Any of you Kafka scholars out there (didn’t think so) might like to dive into his life and writings, which came to light after his best friend chose to ignore the dying man’s final request to burn his works Kafka Agonistas. The rest of us may share any of our possible experiences of anxiety, alienation, and powerlessness, often in the context of an administrative setting, where we have felt somehow powerless in the face of the nonsensical.

There may not really be a central villain to blame when arbitrary rules applied by faceless institutions lead to irrational results. Maybe think in terms of a help desk phone encounter. You may have seen it in the humor underlying Dilbert’s cartoon workplace with its you-have-a-problem-with-bureaucracy-fill-out-this-form kind of humor. Or, perhaps, you were introduced to it in those Catch-22 paradoxes.

While perhaps it can be a subject of humor, it can also be corrosive, even paralyzing, to a functioning environment. Maybe ask Sina about his ongoing dealing with the thicket of permit boards for the installation of a (Health Department mandated) kitchen triple sink. That process, thus far, has spanned a time just short of that needed to permit the renovation of the entire Highland building forty five years ago. For a more dramatic historical perspective, the process is getting close to the time it took to construct the entire Empire State Building in1930. A sink. Someone please ring the bell at peak absurdity.

But the real issue reaches beyond kafkaesque to Kafkaesque i.e. a societal mindset that instills within an individual a sense of personal alienation from the outside world. That is the theme of Kafka’s quintessential work The Trial in which Josef K. is unable to make sense of his trial, why he was arrested, the charges against him, what was going to happen next, where to turn, all leading to his very last words, “Like a dog.”

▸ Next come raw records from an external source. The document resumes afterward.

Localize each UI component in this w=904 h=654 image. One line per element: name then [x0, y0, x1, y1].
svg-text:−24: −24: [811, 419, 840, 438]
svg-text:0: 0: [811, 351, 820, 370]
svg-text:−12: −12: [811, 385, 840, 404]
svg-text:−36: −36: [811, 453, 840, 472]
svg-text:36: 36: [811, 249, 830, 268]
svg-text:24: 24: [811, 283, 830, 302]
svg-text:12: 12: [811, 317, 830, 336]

There’s a dreamlike dissonance in his works centered around the dehumanization and disassociation that could be applied as a metaphor to a legal system, government, or corporation. What might ring your own bell as you contemplate your place in society? It would seem to describe the feeling of estrangement in the face of tyranny without a tyrant that is behind the country’s monetary system MM 6/8/20 WTF: What The Fed.